November 12, 2020

Cameron Foundation awards more than $800,000 in regular fall cycle, nearly $900,000 in COVID emergency grants

The Cameron Foundation has made $806,447 in new awards to 25 nonprofits serving the Tri-Cities region, resulting from requests in the Foundation’s October responsive grant cycle.

Beyond its regular funding cycles offered each year, during 2020, the Foundation also has launched a series of special initiatives in response to the pandemic. “These various tools reflect the Foundation’s active efforts to keep pace with our community’s current needs,” noted Cameron’s Board Chair, Pam Martin Comstock.

For school systems across the region, the Foundation has launched two separate funding initiatives. The School System Technology Infrastructure Grant Program was announced in the spring to provide one-time financial assistance of up to $50,000 per division to help schools transition to delivering instruction virtually. Cameron awarded a total of $314,355 to seven school districts to assist with technology needs.

More recently, many of these school systems have faced significant new costs related to COVID-19 with the opening of the 2020-2021 school year, regardless of whether they adopted a virtual, in-person or hybrid approach to instruction. The Foundation responded with its Schools Reopening Grant Program, designed to award up to $50,000 in emergency funds per division to help these local school systems purchase items such as personal protective equipment, cleaning supplies, portable air cleaners, Chromebooks and MiFi devices for student use. So far, Cameron has awarded $299,997 in support of the reopening needs of local school districts.

Complementing the special funding for schools across the region, the Foundation also launched its COVID-19 Emergency Grant Program in the spring. This initiative addresses key areas of impact that the coronavirus crisis is having on the public and nonprofit sectors in the Tri-Cities and surrounding counties. Cameron has awarded $262,271 to 24 organizations so far this year to address the impacts of the pandemic.

A number of the recipients in the latest responsive grant cycle had been awarded COVID-19 Emergency Grants earlier in the year. “Many of these organizations experienced special COVID-related needs, but they also have a need for ongoing funding to support their regular operations and programming,” explained Cameron’s Grants Committee Chair, Jeff Geisz.

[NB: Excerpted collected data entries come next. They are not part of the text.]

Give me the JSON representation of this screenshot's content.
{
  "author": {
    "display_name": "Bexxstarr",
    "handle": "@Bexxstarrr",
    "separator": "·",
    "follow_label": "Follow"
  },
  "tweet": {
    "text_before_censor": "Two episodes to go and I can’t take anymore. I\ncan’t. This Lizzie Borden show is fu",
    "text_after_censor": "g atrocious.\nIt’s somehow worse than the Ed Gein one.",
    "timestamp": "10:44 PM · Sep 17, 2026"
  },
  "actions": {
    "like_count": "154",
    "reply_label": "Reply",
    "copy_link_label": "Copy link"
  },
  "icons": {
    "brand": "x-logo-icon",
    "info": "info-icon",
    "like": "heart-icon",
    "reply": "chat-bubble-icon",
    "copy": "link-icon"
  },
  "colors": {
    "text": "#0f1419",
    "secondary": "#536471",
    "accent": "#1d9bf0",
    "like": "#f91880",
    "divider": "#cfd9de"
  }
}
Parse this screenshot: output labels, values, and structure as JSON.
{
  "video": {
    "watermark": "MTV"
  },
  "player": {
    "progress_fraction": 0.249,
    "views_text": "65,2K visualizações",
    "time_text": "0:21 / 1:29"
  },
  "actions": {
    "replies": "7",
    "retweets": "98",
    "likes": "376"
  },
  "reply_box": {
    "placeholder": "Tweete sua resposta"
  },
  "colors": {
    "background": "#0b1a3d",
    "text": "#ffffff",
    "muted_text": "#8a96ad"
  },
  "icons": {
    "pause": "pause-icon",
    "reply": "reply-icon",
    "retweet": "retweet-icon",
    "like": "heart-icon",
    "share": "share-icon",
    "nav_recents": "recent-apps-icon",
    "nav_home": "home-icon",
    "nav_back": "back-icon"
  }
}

Central Virginia Legal Aid Society was the largest responsive grant recipient this time, with an award of $90,000 to support its free legal services in the Tri-Cities area. The nonprofit law firm assists vulnerable residents with legal issues related to consumer, domestic violence, employment, elder care, family health, housing, and public benefits. Central Virginia Legal Aid Society serves an average of 27,000 persons annually.

In addition to this responsive grant, the organization received COVID-19 Emergency Grant support this past summer to add videoconferencing technology to its Petersburg office. In light of additional safety precautions introduced during the pandemic, this new capability connects the organization’s clients and advocates to the courthouses where they need to appear.

Downtown Churches United, another grantee in Cameron’s October cycle, represents a union of 35 members, including faith organizations and human service organizations, that respond to the basic needs of those in the greater Petersburg area. It offers a daily lunch service for 75-100 people; a food pantry that serves over 800 households per month; as well as emergency utility, rental and mortgage assistance for approximately 45 clients each month. The organization relies on more than 2,600 volunteers to deliver these programs. Its responsive grant of $33,323 supports the organization’s operations.

Earlier this year, the Foundation awarded a $6,799 COVID-19 Emergency Grant to Downtown Churches United so that it could repower its walk-in freezer system as well as purchase computer equipment to enable it to provide services during the pandemic. Today, it continues to operate both of its food programs. It has increased client access to the food pantry from bimonthly to monthly eligibility and has partnered with the City of Petersburg to provide 25 bags of groceries each week to senior citizens.

On November 2, Downtown Churches United received special recognition by Governor Ralph Northam with the presentation of a 2020 Governor’s Volunteerism and Community Service Award.

Cameron President J. Todd Graham commented on the organization receiving this honor, saying, “It’s encouraging to see how so many of our local nonprofit organizations are persevering through the pandemic, finding new ways to provide essential services despite the unanticipated challenges they face. And, the news that Downtown Churches United has just received recognition from the Governor’s office for its outstanding work amplifies how valued these nonprofits are to our community.”